News Story
UMD Researchers Help Measure DART’s Success
Last September, NASA intentionally crashed a probe into the surface of a moon orbiting the asteroid Didymos in order to help ascertain whether similar procedures could be used to deflect space objects on a collision course with Earth.
Scientists, including UMD aerospace engineering postdoctoral researcher Yun Zhang and colleagues at the UMD astronomy department, have since been parsing data gleaned from the mission. Their findings have now been published in a series of five papers appearing in Nature.
A key takeaway is that the idea worked. As Johns Hopkins Applied Physics Laboratory (APL) planetary scientist R. Terik Daly and his co-authors demonstrate in their paper, the moon Dimorphos’s orbit changed as a result of being struck by the DART probe. Another paper, with APL scientist Andrew F. Cheng as the lead author, details the momentum transfer that occurred as the probe smashed into the moon’s surface.

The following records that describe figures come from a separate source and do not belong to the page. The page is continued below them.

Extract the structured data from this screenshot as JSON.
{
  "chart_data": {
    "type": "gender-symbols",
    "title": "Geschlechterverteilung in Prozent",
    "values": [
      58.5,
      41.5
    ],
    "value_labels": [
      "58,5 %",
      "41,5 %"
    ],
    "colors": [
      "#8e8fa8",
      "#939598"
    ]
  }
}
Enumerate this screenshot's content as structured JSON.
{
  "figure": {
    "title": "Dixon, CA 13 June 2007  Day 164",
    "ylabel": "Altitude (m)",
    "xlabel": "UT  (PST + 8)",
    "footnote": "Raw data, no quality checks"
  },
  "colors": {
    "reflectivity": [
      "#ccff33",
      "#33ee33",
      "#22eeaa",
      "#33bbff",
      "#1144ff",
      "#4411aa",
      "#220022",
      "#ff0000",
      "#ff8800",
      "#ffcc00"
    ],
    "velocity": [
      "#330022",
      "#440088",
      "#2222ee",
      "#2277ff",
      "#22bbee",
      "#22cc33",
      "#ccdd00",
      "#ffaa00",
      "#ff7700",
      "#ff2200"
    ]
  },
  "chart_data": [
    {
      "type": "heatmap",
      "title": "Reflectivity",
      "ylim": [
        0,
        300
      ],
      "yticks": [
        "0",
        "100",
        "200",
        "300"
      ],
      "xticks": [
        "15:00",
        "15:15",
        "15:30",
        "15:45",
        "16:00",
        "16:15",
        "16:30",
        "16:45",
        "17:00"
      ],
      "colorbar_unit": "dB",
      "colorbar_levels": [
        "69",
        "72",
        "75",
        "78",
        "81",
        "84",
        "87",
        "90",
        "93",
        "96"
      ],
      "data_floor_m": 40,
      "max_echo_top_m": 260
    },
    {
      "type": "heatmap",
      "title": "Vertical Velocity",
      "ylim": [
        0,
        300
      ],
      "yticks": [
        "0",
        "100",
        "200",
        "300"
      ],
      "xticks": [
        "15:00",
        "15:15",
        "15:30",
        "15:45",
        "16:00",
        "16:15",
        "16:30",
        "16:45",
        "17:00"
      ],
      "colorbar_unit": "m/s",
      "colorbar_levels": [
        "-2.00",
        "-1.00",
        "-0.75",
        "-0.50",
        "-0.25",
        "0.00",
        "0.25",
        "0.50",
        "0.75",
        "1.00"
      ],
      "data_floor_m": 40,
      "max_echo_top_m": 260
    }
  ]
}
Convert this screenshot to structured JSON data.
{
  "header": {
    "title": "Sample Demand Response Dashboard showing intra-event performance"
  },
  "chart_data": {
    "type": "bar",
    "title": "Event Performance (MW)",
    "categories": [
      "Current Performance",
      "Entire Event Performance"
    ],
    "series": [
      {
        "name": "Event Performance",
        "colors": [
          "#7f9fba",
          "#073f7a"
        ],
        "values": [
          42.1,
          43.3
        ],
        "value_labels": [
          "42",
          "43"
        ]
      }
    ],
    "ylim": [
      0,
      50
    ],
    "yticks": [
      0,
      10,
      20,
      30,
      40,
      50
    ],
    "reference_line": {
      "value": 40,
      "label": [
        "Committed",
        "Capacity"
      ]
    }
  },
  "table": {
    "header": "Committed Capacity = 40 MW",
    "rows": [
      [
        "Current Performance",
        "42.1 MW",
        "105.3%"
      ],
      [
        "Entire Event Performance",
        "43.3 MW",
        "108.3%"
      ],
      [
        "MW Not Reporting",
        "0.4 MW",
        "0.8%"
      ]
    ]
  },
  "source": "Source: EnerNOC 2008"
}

Analysis of the DART data “demonstrates that kinetic impact is a viable technique to deflect an asteroid,” said UMD’s Zhang, a contributor to both papers. “DART impacted Dimorphos at a site within 25m of its geometric center. The momentum transferred to Dimorphos from DART is estimated to be more than twice DART’s momentum, due to the recoil force from impact ejecta. This suggests that the DART kinetic impact was highly effective in modifying Dimorphos’s orbit around Didymos."
Based at UMD’s Planetary Surfaces and Spacecraft Lab, which is led by Professor Christine Hartzell, Zhang has previously been involved in modeling the asteroid Bennu. Her specific role in the Nature studies was to interpret the density of the target based on her previous work on asteroids, thus enabling the team to obtain a more accurate estimate of the momentum transfer from the probe as it impacted the moon. Drawing from her Bennu research, she also provided insights concerning the moon’s geophysical features. “Observations during and following the DART impact provide important information on the geological features of this binary system and the dust dynamical evolution in such an environment. In my further studies, I want to understand how this binary system formed in the first place,” she said.
Besides demonstrating the feasibility of knocking space objects off a collision course with Earth, DART was important in another way: the information gained from the mission can be used to calibrate and validate numerical models and simulations that scientists in the future can use before a deflection mission is launched.
“With an improved understanding of an asteroid’s structural response to impact, before undertaking any physical maneuver to deflect an asteroid, the scientists can run simulations first to predict the outcome and assess the deflection efficiency,” she explained.
The need for effective methods of asteroid avoidance has been an ongoing topic of concern for the space community, and increasingly for lawmakers as well. In 2005, the U.S. Congress passed legislation directing NASA to carry out a comprehensive survey of near-earth space objects and devise methods for deflecting them. An asteroid collision is thought to have triggered the extinction of all non-avian dinosaurs, and even a smaller-scale collision in the future could wreak havoc on the Earth’s biosphere.
Space researchers, including authors of the Nature papers, stress that collision scenarios remain highly unlikely in the near future. In February, the European Space Agency detected an asteroid measuring around 50 m that could hit Earth in 2046, but the likelihood is considered slim.